Every time it felt like they’d made any progress, it vanished soon after. Rix licked her cheek and whuffed in sympathy.
“Is that a dog?” her mother asked.
“You’re hearing the neighbors,” Morgan said quickly.
“You need a better apartment; your walls must be paper thin.”
“I’m hanging up now, Mother, before you try to tell me to stop eating avocado toast,” she said, clicking the red button.
“Your mother’s getting closer?” Luke asked, his knuckles pale where he grabbed the back of the chair.
“Yes, but it’s going to be OK. I sicced her on GreenField UnLtd. That should keep her busy. And you safe.”
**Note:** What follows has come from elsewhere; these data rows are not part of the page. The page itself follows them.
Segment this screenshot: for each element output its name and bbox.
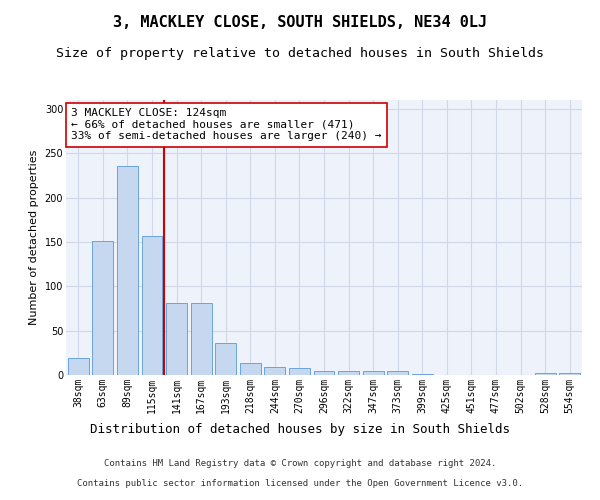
Text: 3, MACKLEY CLOSE, SOUTH SHIELDS, NE34 0LJ: 3, MACKLEY CLOSE, SOUTH SHIELDS, NE34 0L… [113, 15, 487, 30]
Text: Distribution of detached houses by size in South Shields: Distribution of detached houses by size … [90, 422, 510, 436]
Bar [215, 343, 236, 375]
Bar [338, 372, 359, 375]
Bar [240, 362, 261, 375]
Text: Contains public sector information licensed under the Open Government Licence v3: Contains public sector information licen… [77, 478, 523, 488]
Bar [117, 166, 138, 375]
Bar [166, 303, 187, 375]
Bar [68, 358, 89, 375]
Bar [559, 373, 580, 375]
Bar [412, 374, 433, 375]
Text: Size of property relative to detached houses in South Shields: Size of property relative to detached ho… [56, 48, 544, 60]
Bar [92, 241, 113, 375]
Bar [142, 236, 163, 375]
Text: Contains HM Land Registry data © Crown copyright and database right 2024.: Contains HM Land Registry data © Crown c… [104, 458, 496, 468]
Bar [362, 372, 383, 375]
Y-axis label: Number of detached properties: Number of detached properties [29, 150, 39, 325]
Bar [191, 303, 212, 375]
Bar [289, 368, 310, 375]
Bar [387, 372, 408, 375]
Bar [265, 367, 286, 375]
Text: 3 MACKLEY CLOSE: 124sqm
← 66% of detached houses are smaller (471)
33% of semi-d: 3 MACKLEY CLOSE: 124sqm ← 66% of detache… [71, 108, 382, 142]
Bar [314, 370, 334, 375]
Bar [535, 373, 556, 375]
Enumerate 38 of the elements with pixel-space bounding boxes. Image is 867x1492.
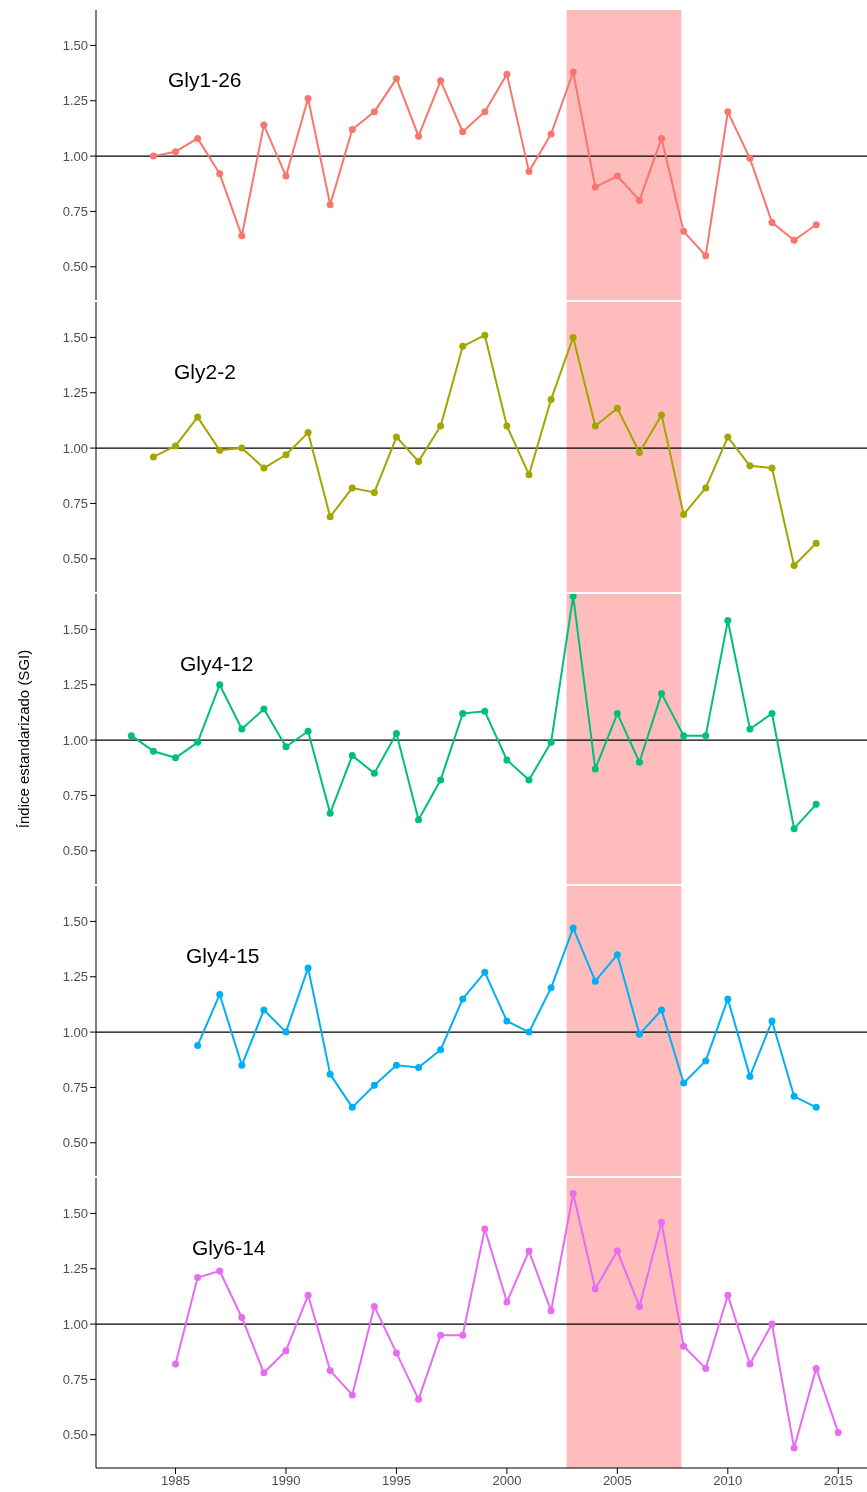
y-tick-label: 1.00 <box>62 148 88 164</box>
x-tick-label: 2005 <box>602 1473 632 1489</box>
y-tick-label: 1.25 <box>62 1261 88 1277</box>
y-tick-label: 1.50 <box>62 330 88 346</box>
x-tick-label: 2010 <box>713 1473 743 1489</box>
y-tick-label: 1.25 <box>62 969 88 985</box>
y-tick-label: 0.75 <box>62 496 88 512</box>
y-tick-label: 1.50 <box>62 1206 88 1222</box>
y-tick-label: 1.25 <box>62 677 88 693</box>
text: Gly6-14 <box>192 1236 266 1260</box>
x-tick-label: 1985 <box>161 1473 190 1489</box>
y-tick-label: 1.00 <box>62 440 88 456</box>
y-tick-label: 1.50 <box>62 38 88 54</box>
x-tick-label: 2000 <box>492 1473 522 1489</box>
y-tick-label: 0.75 <box>62 1080 88 1096</box>
y-tick-label: 0.50 <box>62 1135 88 1151</box>
x-tick-label: 1990 <box>271 1473 301 1489</box>
y-tick-label: 1.50 <box>62 622 88 638</box>
y-tick-label: 1.50 <box>62 914 88 930</box>
y-tick-label: 0.50 <box>62 1427 88 1443</box>
y-tick-label: 0.50 <box>62 843 88 859</box>
y-tick-label: 1.00 <box>62 732 88 748</box>
x-tick-label: 2015 <box>823 1473 853 1489</box>
text: Gly4-15 <box>186 944 260 968</box>
y-tick-label: 0.50 <box>62 551 88 567</box>
text: Gly4-12 <box>180 652 254 676</box>
y-axis-title: Índice estandarizado (SGI) <box>15 649 33 829</box>
text: Gly1-26 <box>168 68 242 92</box>
x-tick-label: 1995 <box>381 1473 411 1489</box>
text: Gly2-2 <box>174 360 236 384</box>
y-tick-label: 0.75 <box>62 204 88 220</box>
y-tick-label: 1.00 <box>62 1316 88 1332</box>
y-tick-label: 0.50 <box>62 259 88 275</box>
y-tick-label: 1.25 <box>62 93 88 109</box>
y-tick-label: 0.75 <box>62 788 88 804</box>
y-tick-label: 0.75 <box>62 1372 88 1388</box>
y-tick-label: 1.00 <box>62 1024 88 1040</box>
y-tick-label: 1.25 <box>62 385 88 401</box>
“You lied to her. For me.”
She bit her lip. “I told her for you. But… I didn’t lie.”
“What do you mean?” Without his shirt on, it was easy to tell when his shoulders tensed.
“Because GreenField really is working with another demon, remember? That’s what I told Brad. You were there!”
“I thought you were lying!”
“You couldn’t tell?” Shit. She hadn’t meant to keep it from him, and when he didn’t bring it up, she figured it was a sore subject.
“No!” He paced away from her and then turned back. “I can’t read your mind. I can tell what you want, but not what you know.”